Primeiro se sente a grossa camada de chocolate e, logo depois, o romper dos dois biscoitos. O recheio é duplo, com uma fina camada de doce de leite tradicional e, no centro, um segundo doce de leite muito mais claro e cremoso. Mas, no meio de todo esse açúcar, o protagonista é outro: o sal.
Talvez seja ele o responsável pelo sucesso do novo “alfajor do verão”, que vem desafiando a queda de consumo pela alta inflação na Argentina. Trata-se da edição especial Mar del Plata, lançada pela Havanna há duas semanas em homenagem aos 150 anos da cidade litorânea queridinha dos portenhos.
Mesmo mais cara do que a versão original, a guloseima já gera filas e até aplausos quando chega nos pontos de venda da região costeira do país. Em 13 dias, a empresa afirma ter vendido 295 mil unidades, o dobro do lançamento do verão passado, o super dulce de leche sem glúten, o mais exitoso até então.
“E poderíamos ter vendido muito mais”, diz o diretor de marketing Martín Zalazar, mas a produção não tem dado conta da demanda. “Estamos tendo quebras de estoque. Há gente fazendo fila nos locais esperando o caminhão. Os vendedores falam: vai vir ao meio-dia, e as pessoas esperam e aplaudem.”
O boca a boca se espalhou pelas redes sociais. “Está em falta. Vendem o vegano e não vendem esse”, reclama, indignada, uma argentina no TikTok, frustrada ao voltar para o carro. “É o quinto Havanna em que ela vai atrás do alfajor de Mardel [apelido de Mar del Plata]”, brinca a legenda.
Não era algo esperado. “Pensando no contexto da Argentina, achamos que ia vender como o super dulce de leche no máximo”, conta Zalazar. O país viu sua inflação duplicar em dezembro, depois que Javier Milei assumiu a Presidência, desvalorizou a moeda local e retirou controles de preços.
Isso fez as pessoas cortarem os gastos em todos os setores, mas principalmente no de alimentos e bebidas, ainda mais em itens supérfluos como é o caso do alfajor. Apesar de ter vendido bem no período de festas, a Havanna diz ter sofrido uma baixa muito forte na primeira quinzena de janeiro, agora recuperada com o lançamento.
O sucesso desafiou também o paladar argentino. “Me surpreendeu bastante.
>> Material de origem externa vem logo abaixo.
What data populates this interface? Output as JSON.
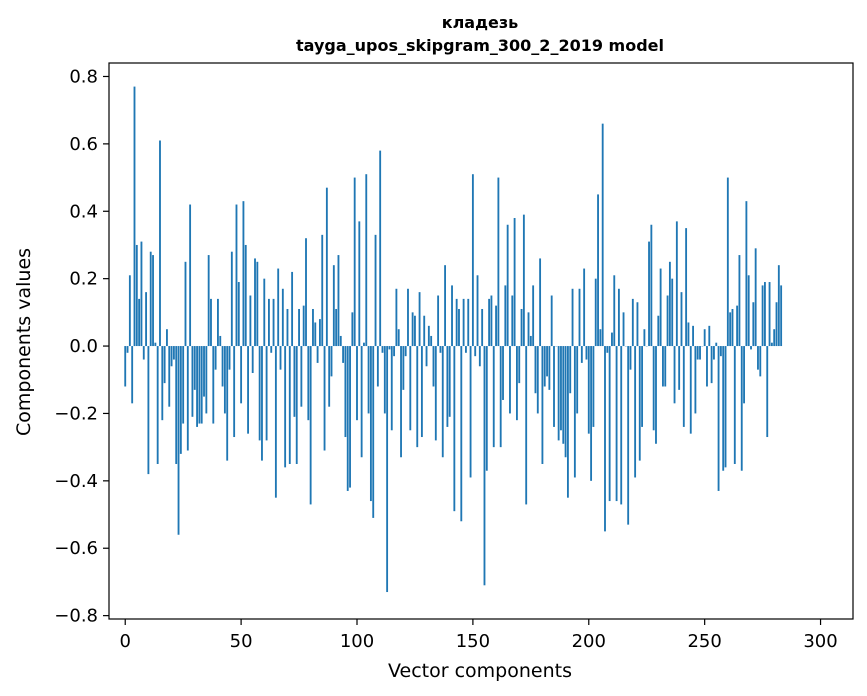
{
  "chart_data": {
    "type": "bar",
    "title": "кладезь",
    "subtitle": "tayga_upos_skipgram_300_2_2019 model",
    "xlabel": "Vector components",
    "ylabel": "Components values",
    "xlim": [
      -7,
      314
    ],
    "ylim": [
      -0.81,
      0.84
    ],
    "xticks": [
      0,
      50,
      100,
      150,
      200,
      250,
      300
    ],
    "yticks": [
      -0.8,
      -0.6,
      -0.4,
      -0.2,
      0.0,
      0.2,
      0.4,
      0.6,
      0.8
    ],
    "xtick_labels": [
      "0",
      "50",
      "100",
      "150",
      "200",
      "250",
      "300"
    ],
    "ytick_labels": [
      "−0.8",
      "−0.6",
      "−0.4",
      "−0.2",
      "0.0",
      "0.2",
      "0.4",
      "0.6",
      "0.8"
    ],
    "grid": false,
    "bar_color": "#1f77b4",
    "series": [
      {
        "values": [
          -0.12,
          -0.02,
          0.21,
          -0.17,
          0.77,
          0.3,
          0.14,
          0.31,
          -0.04,
          0.16,
          -0.38,
          0.28,
          0.27,
          0.01,
          -0.35,
          0.61,
          -0.22,
          -0.11,
          0.05,
          -0.18,
          -0.06,
          -0.04,
          -0.35,
          -0.56,
          -0.32,
          -0.23,
          0.25,
          -0.31,
          0.42,
          -0.21,
          -0.13,
          -0.24,
          -0.23,
          -0.23,
          -0.15,
          -0.2,
          0.27,
          0.14,
          -0.23,
          -0.07,
          0.14,
          0.03,
          -0.12,
          -0.2,
          -0.34,
          -0.07,
          0.28,
          -0.27,
          0.42,
          0.19,
          -0.17,
          0.43,
          0.3,
          -0.26,
          0.15,
          -0.08,
          0.26,
          0.25,
          -0.28,
          -0.34,
          0.2,
          -0.28,
          0.14,
          -0.02,
          0.14,
          -0.45,
          0.23,
          -0.07,
          0.17,
          -0.36,
          0.11,
          -0.35,
          0.22,
          -0.21,
          -0.35,
          0.11,
          -0.18,
          0.12,
          0.32,
          -0.22,
          -0.47,
          0.11,
          0.07,
          -0.05,
          0.08,
          0.33,
          -0.31,
          0.47,
          -0.18,
          -0.09,
          0.24,
          0.11,
          0.27,
          0.03,
          -0.05,
          -0.27,
          -0.43,
          -0.42,
          0.1,
          0.5,
          -0.22,
          0.37,
          -0.33,
          0.01,
          0.51,
          -0.2,
          -0.46,
          -0.51,
          0.33,
          -0.12,
          0.58,
          -0.02,
          -0.2,
          -0.73,
          -0.01,
          -0.25,
          -0.03,
          0.17,
          0.05,
          -0.33,
          -0.13,
          -0.03,
          0.17,
          -0.25,
          0.1,
          0.09,
          -0.3,
          0.16,
          -0.27,
          0.09,
          -0.06,
          0.06,
          0.03,
          -0.12,
          -0.28,
          0.15,
          -0.02,
          -0.33,
          0.24,
          -0.24,
          -0.21,
          0.18,
          -0.49,
          0.14,
          0.11,
          -0.52,
          0.14,
          -0.02,
          0.14,
          -0.39,
          0.51,
          -0.03,
          0.21,
          -0.06,
          0.11,
          -0.71,
          -0.37,
          0.14,
          0.15,
          -0.3,
          0.12,
          0.5,
          -0.3,
          -0.16,
          0.18,
          0.36,
          -0.2,
          0.15,
          0.38,
          -0.22,
          -0.11,
          0.11,
          0.39,
          -0.47,
          0.1,
          0.03,
          0.18,
          -0.14,
          -0.2,
          0.26,
          -0.35,
          -0.12,
          -0.09,
          -0.13,
          0.15,
          -0.24,
          0.0,
          -0.28,
          -0.25,
          -0.29,
          -0.33,
          -0.45,
          -0.14,
          0.17,
          -0.39,
          -0.2,
          0.17,
          -0.05,
          0.23,
          -0.04,
          -0.26,
          -0.4,
          -0.24,
          0.2,
          0.45,
          0.05,
          0.66,
          -0.55,
          -0.02,
          -0.46,
          0.04,
          0.21,
          -0.46,
          0.17,
          -0.47,
          0.1,
          0.0,
          -0.53,
          -0.07,
          0.14,
          -0.39,
          0.13,
          -0.34,
          -0.24,
          0.05,
          0.0,
          0.31,
          0.36,
          -0.25,
          -0.29,
          0.09,
          0.23,
          -0.12,
          -0.12,
          0.15,
          0.25,
          0.2,
          -0.17,
          0.37,
          -0.13,
          0.16,
          -0.24,
          0.35,
          0.07,
          -0.26,
          0.06,
          -0.2,
          -0.04,
          -0.04,
          0.0,
          0.05,
          -0.12,
          0.06,
          -0.11,
          -0.04,
          0.01,
          -0.43,
          -0.03,
          -0.37,
          -0.36,
          0.5,
          0.1,
          0.11,
          -0.35,
          0.12,
          0.27,
          -0.37,
          -0.17,
          0.43,
          0.21,
          -0.01,
          0.13,
          0.29,
          -0.07,
          -0.09,
          0.18,
          0.19,
          -0.27,
          0.19,
          0.01,
          0.05,
          0.13,
          0.24,
          0.18
        ]
      }
    ]
  }
}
Nós somos um pouco conservadores na gastronomia”, descreve o jornalista Mariano López, 43, que é dono do perfil Alfajores Marplatenses no Instagram e, obcecado pelo doce, já foi até jurado do campeonato mundial da receita.
“Já provei centenas de alfajores, e é a primeira vez que vejo um com sal, mas sei que em outras partes do mundo é muito usado para realçar o sabor”, afirma ele, que trabalhou dos 14 aos 30 anos de idade no “kiosko” da família (lojas de conveniência espalhadas a cada esquina). “Dos anos 1990 até aqui provei todos.”
Mariano está escrevendo um livro sobre a história do alfajor argentino e afirma que a edição Mar del Plata da Havanna deu uma espécie de fechamento para a história, já que liga o passado e o presente da guloseima. Os 150 anos da cidade foram “a desculpa perfeita” para homenagear o lugar onde a marca nasceu, em 1948, segundo Zalazar.
A embalagem azul celeste ilustra o mar, a tradicional lancha amarela da região e, ao fundo, o edifício de 38 andares típico da orla do balneário, que popularmente é conhecido como edifício Havanna mas na verdade se chama Demetrio Elíades, um dos fundadores.
“Tinha que ser um alfajor muito Havanna, muito guloso. A homenagem permitiu que nos expressássemos mais, sem tanto cuidado. Então colocamos os dois recheios, 70 gramas de doce de leite [o convencional tem 35], e juntamos os sabores de Mar del Plata, o peixe, o sal marinho”, conta o diretor de marketing.
A ideia era que o produto não fosse inteiro salgado, mas que tivesse uma explosão apenas em algumas mordidas, por isso os cristais de sal, contrastando com o resto muito doce. Ele também nasceu para ser um produto de temporada, mas o êxito já faz a empresa começar a repensar a estratégia.
Por enquanto, a edição especial está disponível apenas na região da Costa Atlântica. Chegará ao resto do país depois da Páscoa, para não competir com outros produtos da marca nessa data. No Brasil, ele só deve ser vendido depois de seis meses a um ano, pelos tempos de registro para exportação.
Somos, porém, um destino visado pela Havanna, já que compramos parte expressiva dos 12% comercializados pela marca ao exterior e temos quase o mesmo número de pontos de venda (cerca de 200) que a própria Argentina (em torno de 250).